The most common method of self-injury is cutting, although Adler interviewed people who used a wide range of methods from scratching themselves to breaking bones.

As sociologists, the Adlers were fascinated when, in the mid-1990s, self-harm became what Adler describes as "faddish". Adler cites the both the media and musicians such as Nine Inch Nails' Trent Reznor and Marilyn Manson, "who started cutting themselves on stage and talking about it. Celebrities came out, including Princess Diana, Johnny Depp, Fiona Apple and Angelina Jolie, and there were movies, such as Girl Interrupted, which featured it. It started to be discussed in health classes." (Teenagers, she says, are vulnerable because "it's a time of extreme hormone change and people feel very emotional and overwhelmed".)

With the explosion of the internet, a community was created. "People had been isolated and thought they were crazy, because that's what people were being told.

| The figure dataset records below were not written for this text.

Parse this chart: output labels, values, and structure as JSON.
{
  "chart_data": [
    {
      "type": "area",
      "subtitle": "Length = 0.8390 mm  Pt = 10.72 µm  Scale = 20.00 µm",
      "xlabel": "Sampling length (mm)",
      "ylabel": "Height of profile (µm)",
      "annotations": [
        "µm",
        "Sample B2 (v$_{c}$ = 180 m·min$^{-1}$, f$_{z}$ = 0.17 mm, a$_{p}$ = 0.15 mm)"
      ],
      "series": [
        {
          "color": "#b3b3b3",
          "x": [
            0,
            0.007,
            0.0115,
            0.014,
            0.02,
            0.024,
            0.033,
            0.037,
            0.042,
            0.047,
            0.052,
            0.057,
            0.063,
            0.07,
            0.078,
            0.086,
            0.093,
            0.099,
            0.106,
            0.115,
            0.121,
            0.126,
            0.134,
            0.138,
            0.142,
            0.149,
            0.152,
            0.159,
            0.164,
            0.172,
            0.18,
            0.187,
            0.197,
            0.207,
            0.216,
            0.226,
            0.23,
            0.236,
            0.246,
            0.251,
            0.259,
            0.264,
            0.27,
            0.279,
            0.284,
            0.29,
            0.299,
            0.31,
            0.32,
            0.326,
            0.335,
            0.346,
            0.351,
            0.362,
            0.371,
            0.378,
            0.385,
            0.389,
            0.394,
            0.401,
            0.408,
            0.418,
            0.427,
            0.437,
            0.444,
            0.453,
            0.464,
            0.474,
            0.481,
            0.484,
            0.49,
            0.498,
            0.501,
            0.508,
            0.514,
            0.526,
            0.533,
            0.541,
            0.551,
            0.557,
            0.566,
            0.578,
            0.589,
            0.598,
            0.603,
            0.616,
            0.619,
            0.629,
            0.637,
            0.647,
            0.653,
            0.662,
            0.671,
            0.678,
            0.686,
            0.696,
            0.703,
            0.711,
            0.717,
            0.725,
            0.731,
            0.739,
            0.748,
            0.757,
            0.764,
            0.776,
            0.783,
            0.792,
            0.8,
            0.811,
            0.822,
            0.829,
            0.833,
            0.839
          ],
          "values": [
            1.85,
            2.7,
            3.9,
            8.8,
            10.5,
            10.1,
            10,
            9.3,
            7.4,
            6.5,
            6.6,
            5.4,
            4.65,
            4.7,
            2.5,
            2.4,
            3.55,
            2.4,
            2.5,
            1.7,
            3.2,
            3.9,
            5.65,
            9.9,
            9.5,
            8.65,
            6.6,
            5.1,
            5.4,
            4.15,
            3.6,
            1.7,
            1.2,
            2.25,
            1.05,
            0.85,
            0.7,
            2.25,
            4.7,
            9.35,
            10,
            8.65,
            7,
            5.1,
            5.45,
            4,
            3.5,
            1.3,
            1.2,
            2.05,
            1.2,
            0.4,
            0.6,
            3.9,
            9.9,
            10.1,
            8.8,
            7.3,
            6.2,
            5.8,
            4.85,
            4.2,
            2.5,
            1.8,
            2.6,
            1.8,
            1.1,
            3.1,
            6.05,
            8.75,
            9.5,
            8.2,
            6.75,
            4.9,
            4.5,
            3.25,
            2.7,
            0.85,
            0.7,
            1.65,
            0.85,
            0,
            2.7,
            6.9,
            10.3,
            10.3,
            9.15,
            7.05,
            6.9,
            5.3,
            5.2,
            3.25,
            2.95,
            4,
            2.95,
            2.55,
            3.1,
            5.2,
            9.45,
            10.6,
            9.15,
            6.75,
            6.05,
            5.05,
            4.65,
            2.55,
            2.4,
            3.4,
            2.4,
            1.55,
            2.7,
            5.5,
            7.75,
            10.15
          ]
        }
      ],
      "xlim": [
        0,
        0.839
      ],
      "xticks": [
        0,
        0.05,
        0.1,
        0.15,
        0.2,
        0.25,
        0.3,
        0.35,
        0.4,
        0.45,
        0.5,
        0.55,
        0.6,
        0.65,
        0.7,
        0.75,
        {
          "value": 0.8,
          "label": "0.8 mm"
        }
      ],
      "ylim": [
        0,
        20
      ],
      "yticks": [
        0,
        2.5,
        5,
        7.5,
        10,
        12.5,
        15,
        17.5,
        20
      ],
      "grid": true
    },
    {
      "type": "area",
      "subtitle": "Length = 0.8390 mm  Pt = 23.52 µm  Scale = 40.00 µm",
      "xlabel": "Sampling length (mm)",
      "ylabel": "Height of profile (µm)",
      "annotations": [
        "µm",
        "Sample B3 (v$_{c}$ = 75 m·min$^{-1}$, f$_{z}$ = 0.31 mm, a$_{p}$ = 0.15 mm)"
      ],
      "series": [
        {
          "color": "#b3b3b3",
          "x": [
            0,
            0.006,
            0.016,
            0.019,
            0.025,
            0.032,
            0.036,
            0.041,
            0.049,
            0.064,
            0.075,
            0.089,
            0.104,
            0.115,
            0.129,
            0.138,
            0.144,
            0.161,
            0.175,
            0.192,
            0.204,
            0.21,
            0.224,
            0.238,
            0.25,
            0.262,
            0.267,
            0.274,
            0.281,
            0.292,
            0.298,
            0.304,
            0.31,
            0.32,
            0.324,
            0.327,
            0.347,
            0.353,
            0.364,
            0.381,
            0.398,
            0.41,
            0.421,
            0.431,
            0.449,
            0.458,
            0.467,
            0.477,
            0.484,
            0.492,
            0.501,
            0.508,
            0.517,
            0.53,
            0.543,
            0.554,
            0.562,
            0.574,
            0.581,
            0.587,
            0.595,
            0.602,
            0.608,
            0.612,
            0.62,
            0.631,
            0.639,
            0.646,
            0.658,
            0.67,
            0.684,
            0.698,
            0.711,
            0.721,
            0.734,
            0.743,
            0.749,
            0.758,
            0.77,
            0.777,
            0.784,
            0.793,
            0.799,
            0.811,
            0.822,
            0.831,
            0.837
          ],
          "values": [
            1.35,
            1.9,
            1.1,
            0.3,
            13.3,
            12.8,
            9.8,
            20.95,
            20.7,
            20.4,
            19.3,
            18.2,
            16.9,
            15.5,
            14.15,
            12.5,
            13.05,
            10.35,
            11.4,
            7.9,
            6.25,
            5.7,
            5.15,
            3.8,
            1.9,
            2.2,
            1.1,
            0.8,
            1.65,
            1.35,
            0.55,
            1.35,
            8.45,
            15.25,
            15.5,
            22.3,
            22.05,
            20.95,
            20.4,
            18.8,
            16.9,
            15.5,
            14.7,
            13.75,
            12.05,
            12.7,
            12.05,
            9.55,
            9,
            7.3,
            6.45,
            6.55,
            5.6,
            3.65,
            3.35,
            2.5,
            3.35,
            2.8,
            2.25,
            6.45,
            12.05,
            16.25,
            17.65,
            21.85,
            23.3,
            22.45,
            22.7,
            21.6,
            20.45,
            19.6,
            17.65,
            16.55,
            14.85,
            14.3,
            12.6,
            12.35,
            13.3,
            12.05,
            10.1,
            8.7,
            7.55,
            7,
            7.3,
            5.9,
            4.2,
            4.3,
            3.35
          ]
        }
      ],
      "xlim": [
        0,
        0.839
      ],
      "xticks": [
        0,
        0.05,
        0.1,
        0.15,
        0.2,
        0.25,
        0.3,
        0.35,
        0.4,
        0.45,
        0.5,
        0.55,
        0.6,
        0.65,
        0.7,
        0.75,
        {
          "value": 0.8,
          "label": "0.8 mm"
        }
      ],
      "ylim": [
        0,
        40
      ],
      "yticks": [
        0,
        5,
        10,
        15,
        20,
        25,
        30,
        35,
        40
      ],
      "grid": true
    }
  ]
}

A couple of people who I talked to had mentioned it to a school counsellor who called their parents, and they would check their kid in to the mental hospital. So to find other people who said 'I do this too, you're not alone, you're not crazy' was such a huge relief."

Around 85% of the people Adler interviewed were women. "It's part of women's gender socialisation to turn inwards and self-destruct when they are upset," she says. "Men, when they are upset, tend to get angry; they externalise." Women tend to make small, hidden cuts, she says, whereas men tend to cut themselves more visibly.

What had started as something that mainly seemed to affect middle-class, white, teenage girls, Adler started to notice in older people – often as a response to stress in their lives, perhaps as a result of divorce or redundancy – ethnic minorities and men.

So how worried should people be by self-harm? Adler is sanguine: "A lot of people quit when they get out of the situation that's triggering it, but not everybody does." Some of the people Adler interviewed stopped with the help of therapy or antidepressants; others continued into their 40s and 50s, occasionally worsening, but, she says, "there tends to be a natural turning point where people drop off. As you get older, there are fewer [people who self-harm]. Teenagers who started in their early teens still constitute more than 50% of the [number of self-harmers]. I would say the next biggest group is people in their 20s, and then there's a dropoff." The people who self-harm to fit in with a social group – this became another curious part of her research – or see it as a passing fashionable rebellion "fall off earlier. I think it will peak as a fad eventually, and then settle down".